Third, our study found that the overall quality of narrative feedback provided was higher in the year with instructor or surgical education fellow feedback (2022–2023) rather than just peer feedback (2021–2022) (Table 3). However, our rubric-based homework feedback scores were consistent with prior findings that for assignments where both peer and instructor rubric-based scores were provided, there is no difference in scoring compared to instructor scoring [20]. While this difference in narrative homework feedback quality is likely due in part to interns’ time constraints compared to the relatively more available surgical education fellows, this finding suggests a likely gap in narrative feedback training for peer raters. Future iterations of this curriculum should provide clearer feedback guidelines and training to raters.

This study is limited as it is a single institution study and only interns are represented, thus the findings will be most applicable to institutions with similar curricular components and participants. Nonetheless, the framework of analysis can be broadly applied to understand how each component of different curricula may influence trainee skills acquisition and performance. In addition, there was no direct pre- and post-assessment given the study's retrospective nature. Given our concern that some of the variability of trainee performance on the final assessment may be due to differences in trainee skills level prior to the start of the curriculum, we utilized the four graded pre-curriculum exercises for one cohort (feedback was only available for the 2022–2023 cohort) to evaluate for overall variability in entrance score.

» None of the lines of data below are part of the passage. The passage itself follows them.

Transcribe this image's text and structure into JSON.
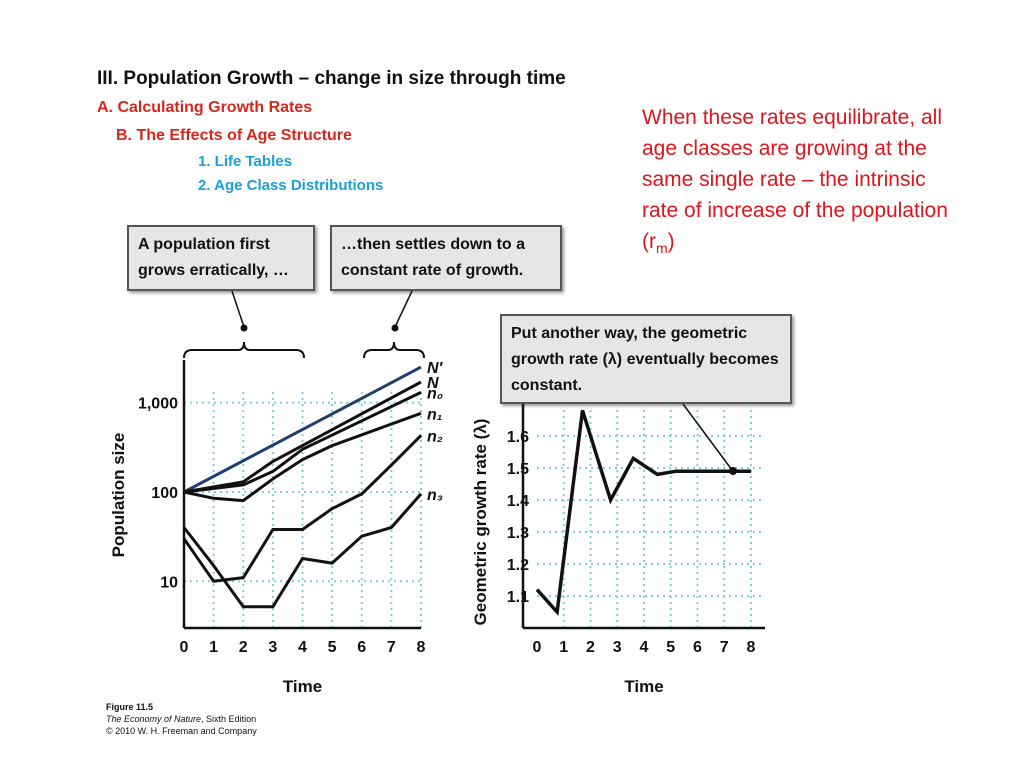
{
  "slide": {
    "heading_1": "III. Population Growth – change in size through time",
    "heading_2": "A. Calculating Growth Rates",
    "heading_3": "B. The Effects of Age Structure",
    "heading_4": "1. Life Tables",
    "heading_5": "2. Age Class Distributions",
    "note_text": "When these rates equilibrate, all age classes are growing at the same single rate – the intrinsic rate of increase of the population (r",
    "note_sub": "m",
    "note_end": ")"
  },
  "callouts": {
    "left_first": "A population first grows erratically, …",
    "left_then": "…then settles down to a constant rate of growth.",
    "right": "Put another way, the geometric growth rate (λ) eventually becomes constant."
  },
  "credit": {
    "figure": "Figure 11.5",
    "book_title": "The Economy of Nature",
    "book_edition": ", Sixth Edition",
    "copyright": "© 2010 W. H. Freeman and Company"
  },
  "colors": {
    "red": "#d9261c",
    "blue_text": "#1a9fd6",
    "n_prime_line": "#1f3f6e",
    "grid": "#7ecfe0"
  },
  "chart_data": [
    {
      "type": "line",
      "ylabel": "Population size",
      "xlabel": "Time",
      "y_scale": "log",
      "ylim": [
        3,
        3000
      ],
      "xlim": [
        0,
        8
      ],
      "xticks": [
        "0",
        "1",
        "2",
        "3",
        "4",
        "5",
        "6",
        "7",
        "8"
      ],
      "yticks": [
        "10",
        "100",
        "1,000"
      ],
      "grid": "dotted",
      "series": [
        {
          "name": "N′",
          "x": [
            0,
            8
          ],
          "y": [
            100,
            2500
          ]
        },
        {
          "name": "N",
          "x": [
            0,
            2,
            3,
            8
          ],
          "y": [
            100,
            130,
            220,
            1700
          ]
        },
        {
          "name": "n₀",
          "x": [
            0,
            2,
            3,
            4,
            8
          ],
          "y": [
            100,
            120,
            170,
            300,
            1300
          ]
        },
        {
          "name": "n₁",
          "x": [
            0,
            1,
            2,
            3,
            4,
            5,
            8
          ],
          "y": [
            100,
            85,
            80,
            140,
            230,
            330,
            760
          ]
        },
        {
          "name": "n₂",
          "x": [
            0,
            1,
            2,
            3,
            4,
            5,
            6,
            7,
            8
          ],
          "y": [
            30,
            10,
            11,
            38,
            38,
            65,
            95,
            200,
            430
          ]
        },
        {
          "name": "n₃",
          "x": [
            0,
            1,
            2,
            3,
            4,
            5,
            6,
            7,
            8
          ],
          "y": [
            40,
            15,
            5.2,
            5.2,
            18,
            16,
            32,
            40,
            95
          ]
        }
      ]
    },
    {
      "type": "line",
      "ylabel": "Geometric growth rate (λ)",
      "xlabel": "Time",
      "ylim": [
        1.0,
        1.7
      ],
      "xlim": [
        0,
        8
      ],
      "xticks": [
        "0",
        "1",
        "2",
        "3",
        "4",
        "5",
        "6",
        "7",
        "8"
      ],
      "yticks": [
        "1.1",
        "1.2",
        "1.3",
        "1.4",
        "1.5",
        "1.6"
      ],
      "grid": "dotted",
      "series": [
        {
          "x": [
            0,
            0.75,
            1.7,
            2.75,
            3.6,
            4.5,
            5.2,
            6,
            7,
            8
          ],
          "y": [
            1.12,
            1.05,
            1.68,
            1.4,
            1.53,
            1.48,
            1.49,
            1.49,
            1.49,
            1.49
          ]
        }
      ]
    }
  ]
}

As we found the standard deviation in homework score to be 7.6%, the small variation mitigates this limitation by supporting the assumption that most trainees entered with comparable baseline scores and thus variation in assessment score is attributable to curricular aspects. Finally, further studies will need to investigate other causes of assessment performance differences given that 82% of variance is not attributable to the variables measured. In this vein, it is difficult to conclude that there is no value in the components not associated with assessment performance, such as skills lab attendance, given that we only recorded attendance and not nuances including learner engagement, performance in skills lab, and the amount and quality of feedback received by circulating facilitators. In comparison, there was much more nuance available from the retrospective data regarding homework assignments including submission, scores, receipt of feedback, and quality of received feedback. Thus, this retrospective study should be viewed as hypothesis-generating and future prospective studies should examine the skills lab experience with greater detail and how this can contribute to perceived and measurable changes in performance [19].

Conclusion

In developing an open skills curriculum, critically evaluating each skills training and feedback component is important. Like prior studies, we found that repeated practice (or “participation”) alone was not enough and that provision of relevant feedback was a key component in developing basic open surgical skills. Our novel finding that feedback providers defaulted to more relevant and/or specific corrective feedback and more global (not relevant or not specific) reinforcing feedback highlights an area of focus for feedback training given its known benefit to trainees [40]. Future prospective studies examining interventions to providing higher quality reinforcing feedback (while maintaining high quality corrective feedback) on intern surgical skills and motivation may yield positive results for both feedback recipient and feedback provider in the era of multimodal learning.